1. plot a distribution of the time the mayor is in charge. The starting date is in column `data_elezione`. Since elections happen every 5 years, how many of them are going to complete their mandate this year? And how many in 2021?
## Solution
```{r}
library("lubridate") #load the libraries
library("tidyverse")
library("RColorBrewer") #this is for fancy colouring
url <- "https://userswww.pd.infn.it/~agarfa/didattica/sindaciincarica.csv"
data <- tibble(read_csv2(url, skip=2))
```
**1.** First of all, a quick check on the missing values of the tibble is performed, in order to see if the gender data is present for each mayor.

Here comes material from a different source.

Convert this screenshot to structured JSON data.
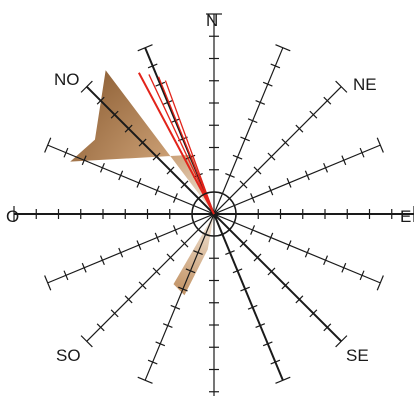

After having checked that, data is regrouped with a table and plotted with a barplot to see the gender distribution.
```{r}
apply ( apply (data, 2, is.na), 2, sum)
unique(length(data$codice_comune))
table(data$sesso)
```
```{r}
options(repr.plot.width=7, repr.plot.height=6) #to set graph size
barplot(table(data$sesso), col=c("hotpink1", "cadetblue3"),
main="Gender distribution", ylab="Counts", xlab="Gender",
cex.main=2, cex.lab=1.5, las=1)
```
**2.** To regroup the data by province and region code, the function `table` is again used, then two barplots are plotted to graphically show it.
```{r}
options(repr.plot.width=14, repr.plot.height=6) #to set graph size
colors <- brewer.pal(n=12, name = "Set3")
barplot(table(data$codice_provincia), col=colors,
main="Province distribution", ylab="Counts", xlab="Province code",
cex.main=2, cex.lab=1.5, las=1)
```
```{r}
options(repr.plot.width=12, repr.plot.height=6) #to set graph size
barplot(table(data$codice_regione), col=colors,
main="Region distribution", ylab="Counts", xlab="Province code",
cex.main=2, cex.lab=1.5, las=1)
```
**3.** The age of the mayors is calculated by converting the data in a proper format and applying the `interval` function. Using the `years` function of `lubridate`, the time difference in days is converted in years and put in the vector `ages`, which is then reported in a histogram for plotting the distribution.
```{r}
today <- as.POSIXlt(lubridate::today(), format = "%d/%m/%Y") #today date
dob <- as.POSIXlt(na.omit(data$data_nascita), format = "%d/%m/%Y") #vector containing the date of births
interval_age <- interval(dob, today) #ages in days
ages <- interval_age %/% years(1) #ages in years
options(repr.plot.width=10, repr.plot.height=6) #to set graph size
hist(ages, 25, col=colors,
main="Age distribution", xlab="Ages", ylab="Counts",
cex.main=2, cex.lab=1.5, las=1)
```
**4.** The distribution of the time a mayor is in charge is derived following steps similar to point **3.**, making a time difference between today's date and the election one, and then plotting in a barplot.
```{r}
election_date <- as.POSIXlt(na.omit(data$data_elezione), format = "%d/%m/%Y")
interval_charge <- interval(election_date, today)
in_charge <- interval_charge %/% years(1)
barplot(table(in_charge), col=colors,
main="Length of mandate distribution", ylab="Counts", xlab="Years of mandate",
cex.main=2, cex.lab=1.5, las=1)
```
To evaluate the number of mayors who will end their mandate this year (or the next one), the previously exploited procedure is again applied. A vector containing the time difference in days between the last day of $2020$ and the election date is created, then the intervals are converted from days to years and put in the vector `in_charge_20`. To select only the mayors whose mandate will end in $2020$, a selection in the aforementioned vector is performed to choose only the ones with more than $4$ years of mandate. For $2021$, instead, the mayors with exactly $4$ years of mandate are picked (in fact, next year they will have $5$ years of mandate, hence they will end it).
```{r}
interval_charge_20 <- interval(election_date, as.Date("2020-12-31"))
in_charge_20 <- interval_charge_20 %/% years(1)
length(in_charge_20[in_charge_20>4]) #finish mandate this year
length(in_charge_20[in_charge_20==4]) #finish mandate next year
```
As it can be seen, there are $991$ mayors who will end their mandate in $2020$ and $1245$ in $2021$.
One could observe that there are some mayors whose mandate is longer than 5 years. This might be due to the current circumstances of emergency, which could have postponed the election of new mayors.